2011/03/10
好きな仕事の95%
好きなことを仕事にする、という言葉には甘美な響きがあるけれど。
Auditions, Justice (And Other Ruminations) | The Professional Actor
When you see an actor ‘working all the time’ – it’s usually means that actor is a good businessperson. You know – good at sales, following up, customer relations, getting repeat business, marketing … well, it’s a long list.
Being a good actor is really not enough to build a career.
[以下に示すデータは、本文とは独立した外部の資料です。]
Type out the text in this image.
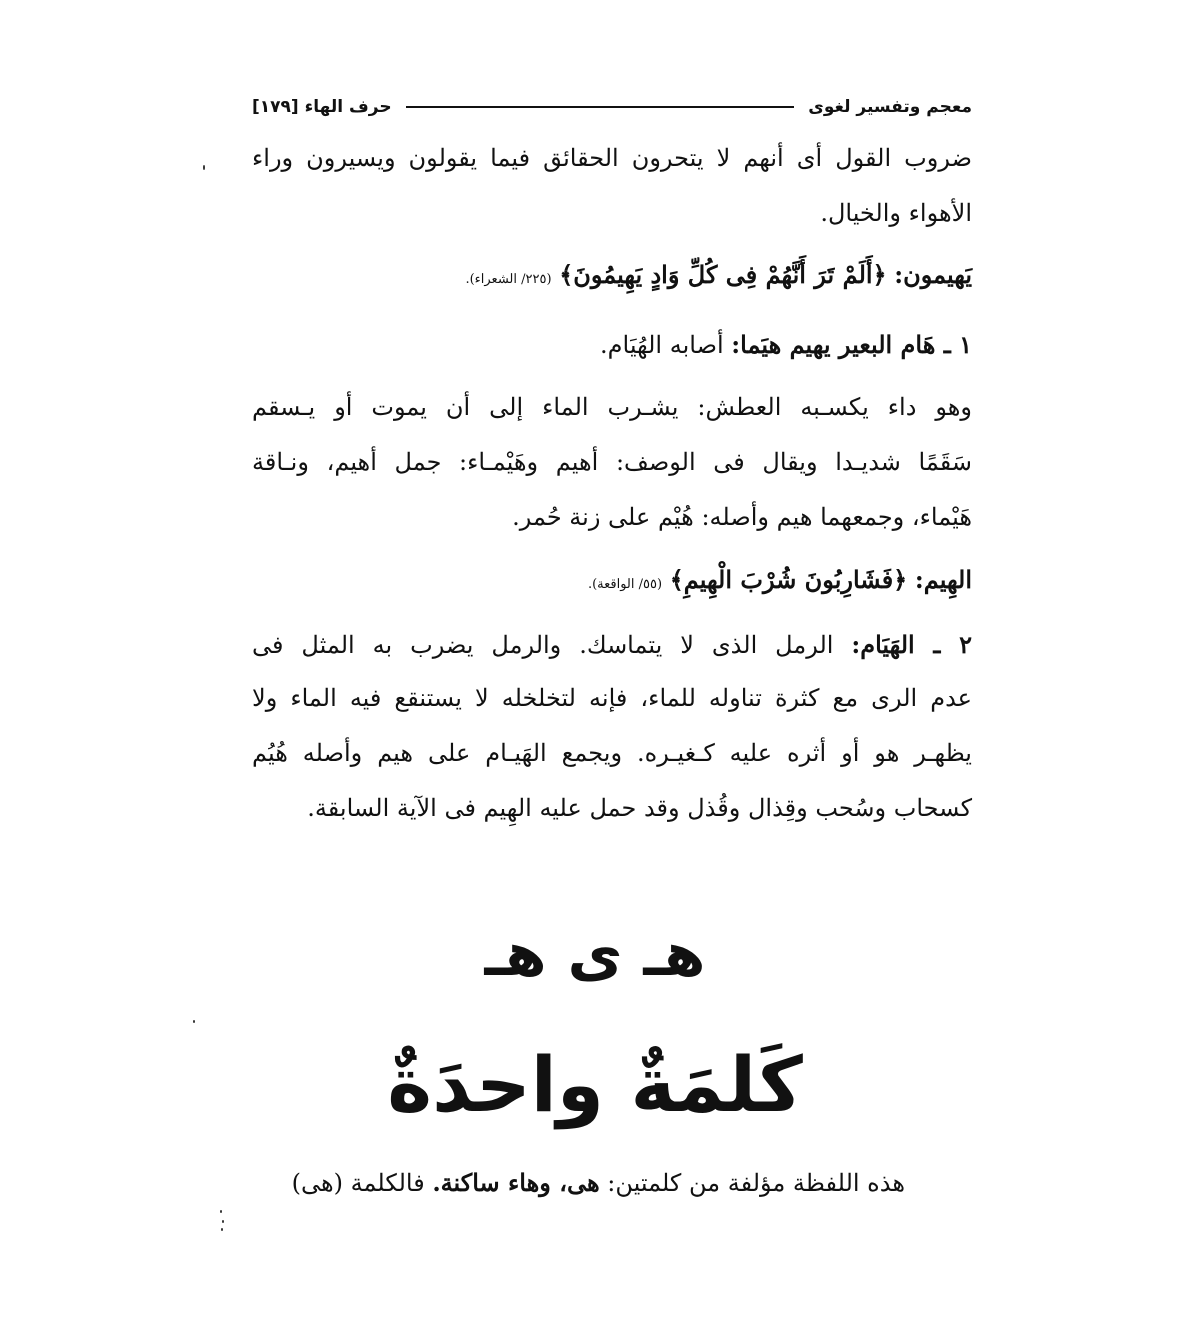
معجم وتفسير لغوى
حرف الهاء [١٧٩]
ضروب القول أى أنهم لا يتحرون الحقائق فيما يقولون ويسيرون وراء
الأهواء والخيال.
يَهيمون: ﴿أَلَمْ تَرَ أَنَّهُمْ فِى كُلِّ وَادٍ يَهِيمُونَ﴾ (٢٢٥/ الشعراء).
١ ـ هَام البعير يهيم هيَما: أصابه الهُيَام.
وهو داء يكسـبه العطش: يشـرب الماء إلى أن يموت أو يـسقم
سَقَمًا شديـدا ويقال فى الوصف: أهيم وهَيْمـاء: جمل أهيم، ونـاقة
هَيْماء، وجمعهما هيم وأصله: هُيْم على زنة حُمر.
الهِيم: ﴿فَشَارِبُونَ شُرْبَ الْهِيمِ﴾ (٥٥/ الواقعة).
٢ ـ الهَيَام: الرمل الذى لا يتماسك. والرمل يضرب به المثل فى
عدم الرى مع كثرة تناوله للماء، فإنه لتخلخله لا يستنقع فيه الماء ولا
يظهـر هو أو أثره عليه كـغيـره. ويجمع الهَيـام على هيم وأصله هُيُم
كسحاب وسُحب وقِذال وقُذل وقد حمل عليه الهِيم فى الآية السابقة.
هـ ى هـ
كَلمَةٌ واحدَةٌ
هذه اللفظة مؤلفة من كلمتين: هى، وهاء ساكنة. فالكلمة (هى)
Talented or not, you’ve got to be good at the ‘not much fun’ parts – if you want to exercise your artistic rights.
選挙権の行使には陪審員義務がついてくるように、 本当にやりたいこと、好きなことをするためには、 どっちかというとやりたくない、楽しくないことも 上手くこなさなければならない、って話。 引用したのは役者についての話だけれど、 素晴らしいものが作れた、やってて良かったと思えるようなことは5%くらいで、 オーディションに始まってウマの合わないスタッフとの付き合いから営業活動まで、 not so fun partsが残りの95%。 でもそれを避けることはできない、ってなことが書いてある。 あなたがどんなに才能溢れる役者であっても、その能力を行使できる 5%へ開くドアは、この95%の先にしか無いからだ。
これはどんな職業にも当てはまるよなあ。
私はLisp/Schemeでプログラムを書いて生計を立てていて、 プログラミング好き、Lisp好きな人間としては理想的な環境だ。 これで文句を言ったらバチが当たるけれど、 本音を言えば仕事のうち95%は、ひたすら忍耐が必要な、 出来れば他の人にやってもらえたらなあ、と思う作業で占められている。
でもそれを他人にやってもらうわけにはいかない。本当に面白い5%に到達できるのは、 それまでの面倒な道を歩いた人だけだから。(あ、これはあくまで本業に関係する作業の話。 税務申告処理とか、はっきり外部に委託できる業務は外に出しちゃえばいいんだけど。)
こういう作業もまた楽しい、って言う人はいるかもしれないけれど。 「この先に素晴らしい世界への扉があるかもしれない」という展望が全く無かったとしても その作業が続けられるか、ってことを考えてみたら判断はつくと思う。
この95%が避けられないのは、それが仕事の原理だからだろう。 仕事というのは、ある人が、「これはお金を払ってでも他の人にやって欲しい」と 思うことを引き受けることだからだ。 自分のやりたいことかどうかというのは、基本的に関係がない。
それを自分のやりたいことにどうしてもつなげたければ、 誰もが「面倒だな他の人に任せたいな」と思っているようなことを引き受けて 自分のやりたい方向へ誘導してゆくしかない。 誰もがやりたがることであれば、発注側にとって仕事を出す先はよりどりみどりで、 請け側の裁量は際限無く減ってゆくわけだから。
一応、別の道として、「それを出来るのは自分しかいない」っていう技を身につける、 という方法もあるけれど。 その「出来ること」が需要にマッチしなければ仕事にはならないので、リスキーな賭けになる。 一時的に需要が高まったとしてもそれが続くとは限らない。 それに比べれば、「人が面倒だと思うことを引き受けて、自分のやりたいことにつなげてく」 方法は、需要が移り変わっても適応してゆける。
書いてみると、仕事してる人なら誰でもわかってるようなことしか言ってないな。 まあ、普段から思ってることを別業界のブログで読んだので思わず書いてみたってことで。